Step 2: Add Authorization Header on Frontend
Add Token to all WordPress API requests:
.env file:
PUBLIC_WP_API_TOKEN=YOUR_SECRET_TOKEN_HERE
src/lib/wordpress.ts:
const response = await fetch(url.toString(), {
headers: {
'Authorization': 'Bearer ' + import.meta.env.PUBLIC_WP_API_TOKEN,
},
});
Step 3: Vercel Environment Variables Configuration
Add environment variable in Vercel dashboard:
- Go to Settings → Environment Variables
- Add:
- Name:
PUBLIC_WP_API_TOKEN - Value: Your Token
- Check: Production, Preview, Development
- Click Save
Vercel will automatically redeploy.
Complete Security Architecture
Public Users → Cloudflare Tunnel → Nginx → WordPress
↓
Basic Auth (/wp-admin/)
↓
Token Verification (/wp-json/)
| Path | Protection | Purpose |
|---|---|---|
/wp-admin/ |
Basic Auth | Admin Panel |
/wp-json/ |
Token Verification | API Interface |
FAQ
1. Token verification fails, returns 403
Check:
- Does frontend correctly send
Authorization: Bearerheader? - Does the Token in PHP code match the frontend?
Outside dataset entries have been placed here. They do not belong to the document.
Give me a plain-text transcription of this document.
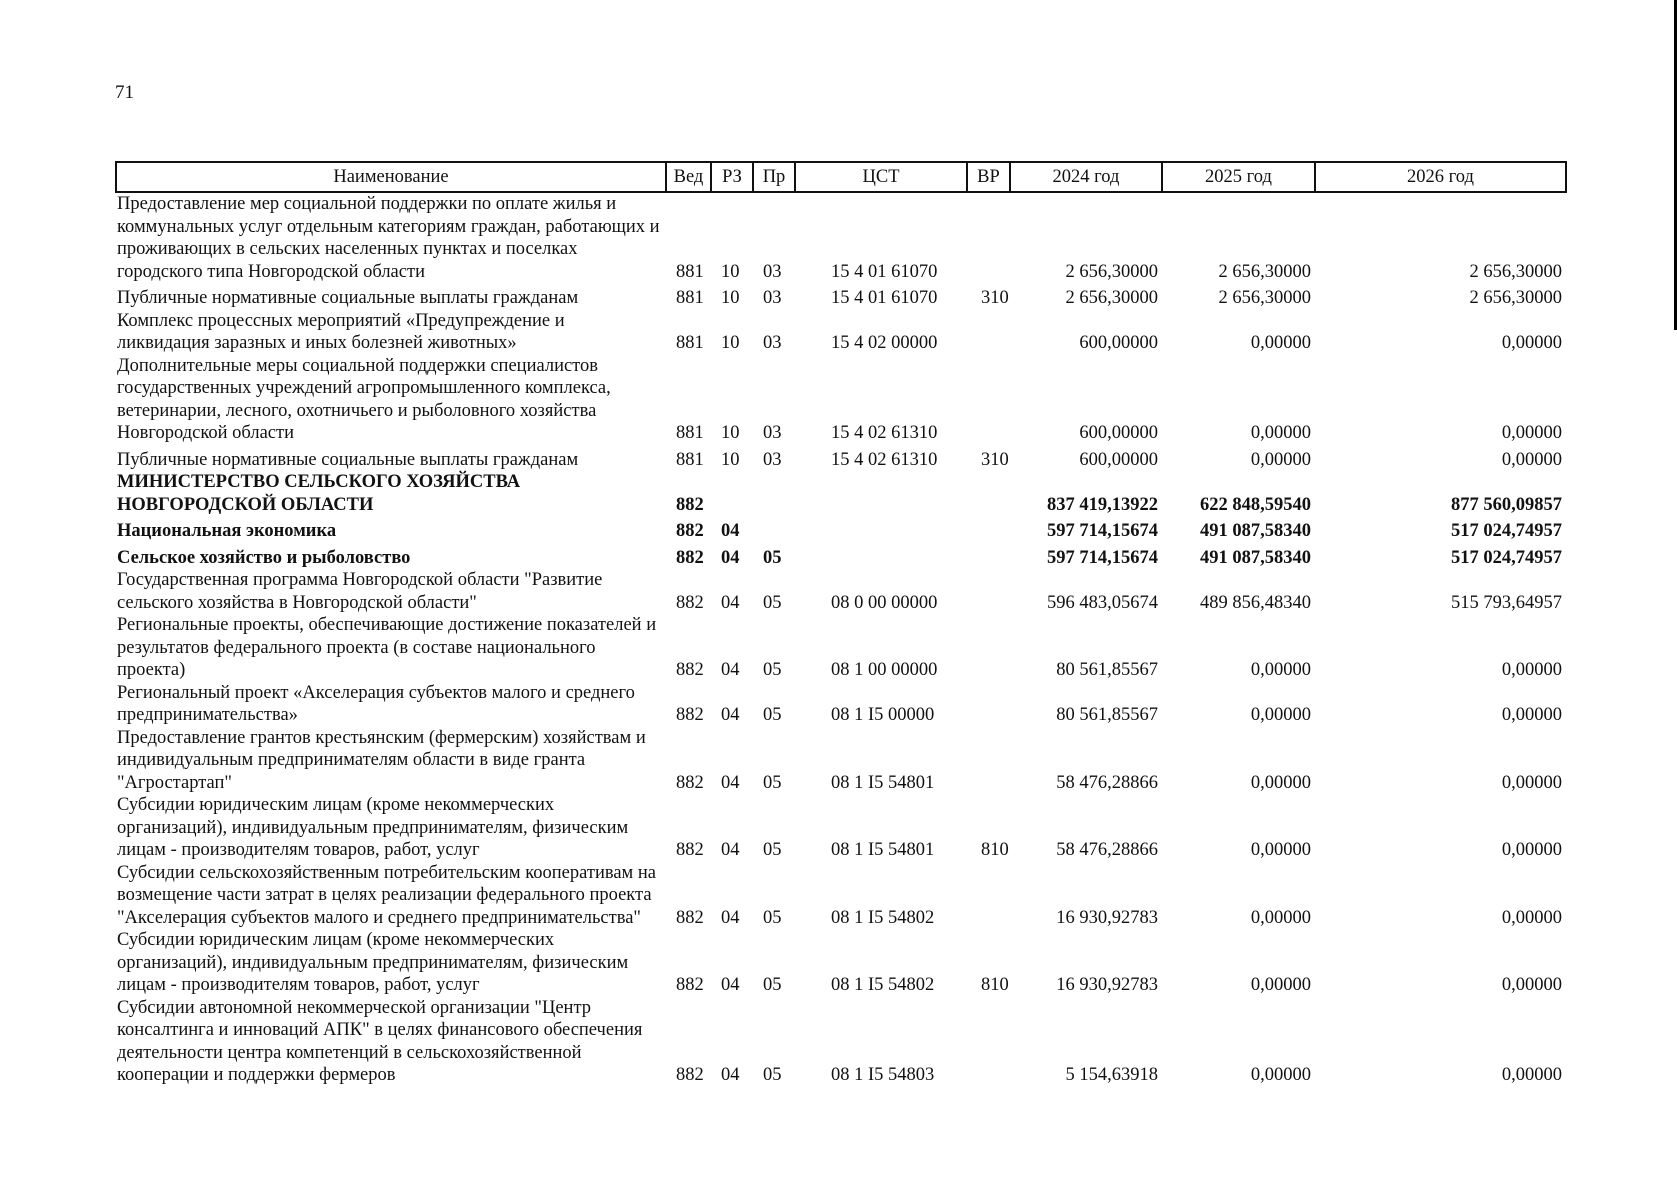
71
Наименование	Вед	РЗ	Пр	ЦСТ	ВР	2024 год	2025 год	2026 год
Предоставление мер социальной поддержки по оплате жилья и коммунальных услуг отдельным категориям граждан, работающих и проживающих в сельских населенных пунктах и поселках городского типа Новгородской области	881	10	03	15 4 01 61070		2 656,30000	2 656,30000	2 656,30000
Публичные нормативные социальные выплаты гражданам	881	10	03	15 4 01 61070	310	2 656,30000	2 656,30000	2 656,30000
Комплекс процессных мероприятий «Предупреждение и ликвидация заразных и иных болезней животных»	881	10	03	15 4 02 00000		600,00000	0,00000	0,00000
Дополнительные меры социальной поддержки специалистов государственных учреждений агропромышленного комплекса, ветеринарии, лесного, охотничьего и рыболовного хозяйства Новгородской области	881	10	03	15 4 02 61310		600,00000	0,00000	0,00000
Публичные нормативные социальные выплаты гражданам	881	10	03	15 4 02 61310	310	600,00000	0,00000	0,00000
МИНИСТЕРСТВО СЕЛЬСКОГО ХОЗЯЙСТВА НОВГОРОДСКОЙ ОБЛАСТИ	882					837 419,13922	622 848,59540	877 560,09857
Национальная экономика	882	04				597 714,15674	491 087,58340	517 024,74957
Сельское хозяйство и рыболовство	882	04	05			597 714,15674	491 087,58340	517 024,74957
Государственная программа Новгородской области "Развитие сельского хозяйства в Новгородской области"	882	04	05	08 0 00 00000		596 483,05674	489 856,48340	515 793,64957
Региональные проекты, обеспечивающие достижение показателей и результатов федерального проекта (в составе национального проекта)	882	04	05	08 1 00 00000		80 561,85567	0,00000	0,00000
Региональный проект «Акселерация субъектов малого и среднего предпринимательства»	882	04	05	08 1 I5 00000		80 561,85567	0,00000	0,00000
Предоставление грантов крестьянским (фермерским) хозяйствам и индивидуальным предпринимателям области в виде гранта "Агростартап"	882	04	05	08 1 I5 54801		58 476,28866	0,00000	0,00000
Субсидии юридическим лицам (кроме некоммерческих организаций), индивидуальным предпринимателям, физическим лицам - производителям товаров, работ, услуг	882	04	05	08 1 I5 54801	810	58 476,28866	0,00000	0,00000
Субсидии сельскохозяйственным потребительским кооперативам на возмещение части затрат в целях реализации федерального проекта "Акселерация субъектов малого и среднего предпринимательства"	882	04	05	08 1 I5 54802		16 930,92783	0,00000	0,00000
Субсидии юридическим лицам (кроме некоммерческих организаций), индивидуальным предпринимателям, физическим лицам - производителям товаров, работ, услуг	882	04	05	08 1 I5 54802	810	16 930,92783	0,00000	0,00000
Субсидии автономной некоммерческой организации "Центр консалтинга и инноваций АПК" в целях финансового обеспечения деятельности центра компетенций в сельскохозяйственной кооперации и поддержки фермеров	882	04	05	08 1 I5 54803		5 154,63918	0,00000	0,00000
- Ensure no extra spaces or line breaks
2. Token is empty during local development
During local development, ensure .env has:
PUBLIC_WP_API_TOKEN=YOUR_SECRET_TOKEN_HERE
3. API returns 404 after deployment
- Check if Cloudflare Tunnel is running
- Check if WordPress permalink is set to “Post name”
- Check if Nginx rewrite rules are correct
Related File Modifications
functions.php– WordPress Token verificationsrc/lib/wordpress.ts– Frontend API callssrc/pages/about.astro– About page API callsrc/components/Sidebar.astro– Sidebar API call
Summary
- ❌ Not Recommended: IP Whitelist (Vercel shared IP = no restriction)
- ✅ Recommended: Token Verification (only those with Token can access)
This method is both secure and simple, and is the best practice for protecting WordPress REST API.